An Opinion Piece by Dennis Relojo-Howell

On February 22nd this year, Nicola Beaumont voiced her disappointment in The Psychologist‘s (the British Psychology Society’s journal) focus in its March 2020 issue: decolonising psychology.

As expected, her views attracted a vast pile-on, which included people questioning her qualifications and whether she’s fit to work within the psychology profession.

It’s not the first time that Nicola shared her sentiment. In January she said that she ‘very much doubted that The Psychologist would publish anything that supported Brexit or supported conservative views because there would be outrage from leftists’.

Nicola is justified in saying this: I’ve witnessed this outrage, the sort that unfolded when Jo Hemming published an article on Mail Online about Meghan Markle.

I share Nicola’s observation that the British Psychology Society’s magazine has consistently pushed left-wing types of agendas. For instance, in the run-up to Brexit, views which opposed it regularly appeared in the magazine. There have also been a number of articles that demonise Trump – I noticed these things because I am both pro-Brexit and pro-Trump.

It would be far more convenient for me not to express a particularly strong opinion on this. After all, I could easily capitalise on the kind of predominant views you’ll find in The Psychologist, the kind that promotes the victimhood narrative and social justice agenda. But I find this obsession to be nauseating and tiresome. It appears to me that victimhood, and hatred of White people (especially of White heterosexual men) are encouraged.

And I just don’t use the word ‘obsession’ for no reason. Here’s a selection of articles published on The Psychologist for the last six years which exemplifies this agenda I’m referring to.

Now contrast the above list to conservative views and it won’t take you long to notice that there is a scarcity of articles in The Psychologist that, for example,  talk positively about the contributions of Dr Jordan Peterson, articles that explore the views of Dr Noah Carl on race and IQ, or the ones that cover the unusual viewpoints within evolutionary psychology which you can read in Quillette.

As much as I hate identity politics, I feel that it is relevant to share my background: I’m gay and I spent my childhood in a slum in the Philippines – a country which has been colonised four times. That said, I could easily rack up intersectionality and victimhood points. Yet, I have never perceived myself as a victim of other people or circumstances: I always see myself as someone who is responsible for shaping my own destiny. I refuse to embrace victimhood; I always aim to be responsible for my own actions and incompetence, rather than be someone who weaponises victimhood to gain an undeserved advancement. Studying psychology encouraged me to operate based on self-actualisation.

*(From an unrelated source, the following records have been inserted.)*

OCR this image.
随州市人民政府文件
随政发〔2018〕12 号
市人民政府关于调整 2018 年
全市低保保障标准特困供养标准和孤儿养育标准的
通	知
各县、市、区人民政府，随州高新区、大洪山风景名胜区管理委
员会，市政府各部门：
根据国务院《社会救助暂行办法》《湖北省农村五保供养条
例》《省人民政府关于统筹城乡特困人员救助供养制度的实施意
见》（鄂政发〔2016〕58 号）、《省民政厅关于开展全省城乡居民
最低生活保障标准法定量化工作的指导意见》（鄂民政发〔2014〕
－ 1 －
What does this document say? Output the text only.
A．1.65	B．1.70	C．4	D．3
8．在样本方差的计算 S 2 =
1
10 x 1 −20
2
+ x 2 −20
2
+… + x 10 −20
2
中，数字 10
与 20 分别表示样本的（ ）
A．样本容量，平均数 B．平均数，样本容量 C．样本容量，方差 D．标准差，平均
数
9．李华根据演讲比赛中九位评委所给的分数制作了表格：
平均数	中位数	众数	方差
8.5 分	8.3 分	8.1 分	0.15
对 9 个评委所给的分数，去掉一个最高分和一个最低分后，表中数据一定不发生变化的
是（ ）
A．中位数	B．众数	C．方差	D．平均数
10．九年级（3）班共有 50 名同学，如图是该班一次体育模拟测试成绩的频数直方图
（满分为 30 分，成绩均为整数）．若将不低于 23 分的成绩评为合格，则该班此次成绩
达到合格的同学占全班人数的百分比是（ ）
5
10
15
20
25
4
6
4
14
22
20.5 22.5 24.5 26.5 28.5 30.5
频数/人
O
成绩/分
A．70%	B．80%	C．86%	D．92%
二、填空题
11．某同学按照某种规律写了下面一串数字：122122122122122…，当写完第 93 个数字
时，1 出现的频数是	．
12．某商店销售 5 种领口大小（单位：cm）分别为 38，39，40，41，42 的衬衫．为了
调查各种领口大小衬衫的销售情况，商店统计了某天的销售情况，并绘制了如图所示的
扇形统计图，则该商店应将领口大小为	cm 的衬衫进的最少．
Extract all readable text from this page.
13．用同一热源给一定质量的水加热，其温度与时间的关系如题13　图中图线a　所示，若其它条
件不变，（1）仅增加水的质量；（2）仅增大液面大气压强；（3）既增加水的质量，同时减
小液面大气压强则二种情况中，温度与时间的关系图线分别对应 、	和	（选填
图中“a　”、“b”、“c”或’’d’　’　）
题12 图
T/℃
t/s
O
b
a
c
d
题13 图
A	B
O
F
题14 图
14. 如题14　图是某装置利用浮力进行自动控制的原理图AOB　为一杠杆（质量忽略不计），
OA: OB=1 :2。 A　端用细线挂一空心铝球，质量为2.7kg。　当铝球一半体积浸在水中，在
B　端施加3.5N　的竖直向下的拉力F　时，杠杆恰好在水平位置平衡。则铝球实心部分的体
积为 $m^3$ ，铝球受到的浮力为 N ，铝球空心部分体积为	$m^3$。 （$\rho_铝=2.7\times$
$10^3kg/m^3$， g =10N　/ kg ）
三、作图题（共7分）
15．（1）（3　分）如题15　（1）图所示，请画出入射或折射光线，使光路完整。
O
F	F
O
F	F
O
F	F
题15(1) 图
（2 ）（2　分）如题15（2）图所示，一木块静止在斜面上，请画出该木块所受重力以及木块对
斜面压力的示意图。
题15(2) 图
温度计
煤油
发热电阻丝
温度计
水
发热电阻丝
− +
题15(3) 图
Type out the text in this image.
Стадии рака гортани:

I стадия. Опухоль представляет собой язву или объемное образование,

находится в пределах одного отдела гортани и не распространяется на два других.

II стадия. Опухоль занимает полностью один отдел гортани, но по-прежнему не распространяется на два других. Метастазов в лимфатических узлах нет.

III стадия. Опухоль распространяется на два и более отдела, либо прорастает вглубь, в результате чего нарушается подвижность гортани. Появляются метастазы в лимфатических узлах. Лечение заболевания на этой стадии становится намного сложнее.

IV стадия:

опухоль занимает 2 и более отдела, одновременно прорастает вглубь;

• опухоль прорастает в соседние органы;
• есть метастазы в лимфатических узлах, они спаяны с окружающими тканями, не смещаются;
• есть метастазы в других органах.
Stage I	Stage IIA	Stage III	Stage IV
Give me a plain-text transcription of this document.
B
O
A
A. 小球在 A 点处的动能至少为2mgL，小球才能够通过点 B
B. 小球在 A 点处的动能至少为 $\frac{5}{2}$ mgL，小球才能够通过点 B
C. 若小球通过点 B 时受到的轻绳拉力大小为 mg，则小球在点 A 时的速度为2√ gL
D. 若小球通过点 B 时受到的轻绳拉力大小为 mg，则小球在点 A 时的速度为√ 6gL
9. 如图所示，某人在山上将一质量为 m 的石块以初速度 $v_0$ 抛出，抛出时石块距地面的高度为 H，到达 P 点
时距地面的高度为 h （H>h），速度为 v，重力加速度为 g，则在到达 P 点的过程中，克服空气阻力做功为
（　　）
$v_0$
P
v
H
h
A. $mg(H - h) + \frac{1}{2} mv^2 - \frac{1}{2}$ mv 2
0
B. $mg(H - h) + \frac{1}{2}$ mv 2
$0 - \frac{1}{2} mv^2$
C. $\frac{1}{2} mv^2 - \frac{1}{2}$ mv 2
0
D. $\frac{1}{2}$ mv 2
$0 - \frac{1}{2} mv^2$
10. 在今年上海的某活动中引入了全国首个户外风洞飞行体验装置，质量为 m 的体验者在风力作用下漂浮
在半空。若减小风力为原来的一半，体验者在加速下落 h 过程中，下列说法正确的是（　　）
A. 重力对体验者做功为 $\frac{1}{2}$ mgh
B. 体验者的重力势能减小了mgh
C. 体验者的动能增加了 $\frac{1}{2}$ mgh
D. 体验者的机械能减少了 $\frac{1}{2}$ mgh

I find The Psychologist to be an excellent repository of articles on racism and victimhood. Yet, as an immigrant, I have never experienced the UK as a racist country. For those who say that the UK is a racist country, I just wonder which country are they comparing it to? Are they comparing the UK to China? to Russia? To claim that this country is racist without taking into account other countries is rather unreasonable, if not disingenuous.

I’ve lived in five countries before coming here in the UK: Philippines, Singapore, Thailand, Vietnam, and Germany. And I can say that I have witnessed more racism in Singapore and Thailand than here. I don’t wish to invalidate other people’s experiences, but since I moved here (I came here in 2013 to do a master’s degree in psychology) I never experienced any form of discrimination or racism – perhaps because I don’t go on with my life scouting around for something to be offended about. I also spent most of my days in the company of White working-class people – because I’m the kind of immigrant who assimilates.

Now back to the BPS magazine. When I expressed my views on the kind of narratives that you would likely read in The Psychologist, I was told (via Twitter) that other topics are not being pushed out from the magazine, to which I clarified that I was not talking about topics, but rather about views on topics. For instance, I am not convinced that all readers of the magazine think that psychology needs to be decolonised.

In a time of such polarisation, I hope that the magazine would diversify its views – instead of obsessing on social justice dogmas.

It just feels like you’re reading social justice pieces straight from The Guardian – which would be acceptable if that’s what I signed up for. But then, I didn’t choose to read The Guardian.